— И кривые тиранят слепых, которые их царями сделали.
— А как слепых зрячими сделать?
— Хотят ли слепые стать зрячими? — ответил Радищев вопросом на вопрос, и они засмеялись.
Между ними завязался разговор, быстрый, легкий, как будто они начали его вчера, а сегодня торопятся договорить, потому что тема казалась им злободневной и ее нельзя было отложить ни на час. Да и как отложить, если речь шла о вещах совершенно неотложных. О том, что все в мире как бы приходит на прежнюю ступень.

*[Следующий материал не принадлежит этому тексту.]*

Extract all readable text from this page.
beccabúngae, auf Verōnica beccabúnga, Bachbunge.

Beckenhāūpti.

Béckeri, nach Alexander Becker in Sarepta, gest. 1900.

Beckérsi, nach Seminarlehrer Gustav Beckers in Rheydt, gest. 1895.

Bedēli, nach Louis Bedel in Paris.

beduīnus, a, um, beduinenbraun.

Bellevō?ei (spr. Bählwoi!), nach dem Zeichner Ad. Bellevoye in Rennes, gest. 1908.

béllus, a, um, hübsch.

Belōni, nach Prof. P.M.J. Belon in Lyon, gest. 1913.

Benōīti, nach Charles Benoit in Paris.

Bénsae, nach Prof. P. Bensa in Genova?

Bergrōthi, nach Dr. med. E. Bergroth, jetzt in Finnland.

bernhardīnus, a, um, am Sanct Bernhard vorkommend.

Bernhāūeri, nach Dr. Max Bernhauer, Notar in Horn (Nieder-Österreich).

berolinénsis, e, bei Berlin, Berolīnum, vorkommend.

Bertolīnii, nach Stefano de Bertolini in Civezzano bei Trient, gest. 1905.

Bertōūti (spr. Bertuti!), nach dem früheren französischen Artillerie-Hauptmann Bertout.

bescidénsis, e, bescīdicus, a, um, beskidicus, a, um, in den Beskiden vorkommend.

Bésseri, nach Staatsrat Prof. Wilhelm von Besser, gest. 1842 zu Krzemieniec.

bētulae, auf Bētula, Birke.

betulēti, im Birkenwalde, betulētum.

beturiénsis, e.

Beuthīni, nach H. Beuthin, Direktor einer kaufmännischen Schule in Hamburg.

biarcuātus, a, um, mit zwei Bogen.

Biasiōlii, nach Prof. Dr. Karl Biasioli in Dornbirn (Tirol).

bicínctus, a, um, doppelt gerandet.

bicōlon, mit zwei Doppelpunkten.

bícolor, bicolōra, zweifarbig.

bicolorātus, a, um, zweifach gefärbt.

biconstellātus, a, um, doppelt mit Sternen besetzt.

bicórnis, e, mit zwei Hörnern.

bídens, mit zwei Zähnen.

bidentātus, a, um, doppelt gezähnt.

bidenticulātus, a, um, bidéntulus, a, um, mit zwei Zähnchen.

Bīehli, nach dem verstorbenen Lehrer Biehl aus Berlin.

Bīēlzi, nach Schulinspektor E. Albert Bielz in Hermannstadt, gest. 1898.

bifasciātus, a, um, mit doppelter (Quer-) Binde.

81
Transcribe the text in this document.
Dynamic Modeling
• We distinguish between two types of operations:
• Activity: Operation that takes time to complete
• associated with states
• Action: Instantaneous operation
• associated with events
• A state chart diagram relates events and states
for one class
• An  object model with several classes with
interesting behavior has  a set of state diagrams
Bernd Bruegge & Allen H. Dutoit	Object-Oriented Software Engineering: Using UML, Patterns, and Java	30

О том, что христианское общество было вначале смирен-но и кротко, а потом вознеслось и предалось суеверию, воздвигло начальника, и римский папа стал всесильным царем. О том, что явился Лютер, устроил раскол и ушел из-под власти папы. О том, что стало исчезать суеверие, истина полюбилась людям, но недолго торжествовала… Не стало ничего святого…
— Это дойдет до пределов возможного и вернется вспять — такая перемена мыслей предстоит нашему времени, — сказал Радищев.
Воронцов смотрел задумчиво:
— Странно, я думал вы — щеголь.
Дочь сидела в кресле неподвижно и не обернулась на звуки шагов. Василий Кириллович боялся этих припадков меланхолии, когда Анна замыкалась в себе и не отвечала на вопросы. «Опять остекленела», — тоскливо подумал Василий Кириллович и покашлял. Она продолжала упорно глядеть в окно.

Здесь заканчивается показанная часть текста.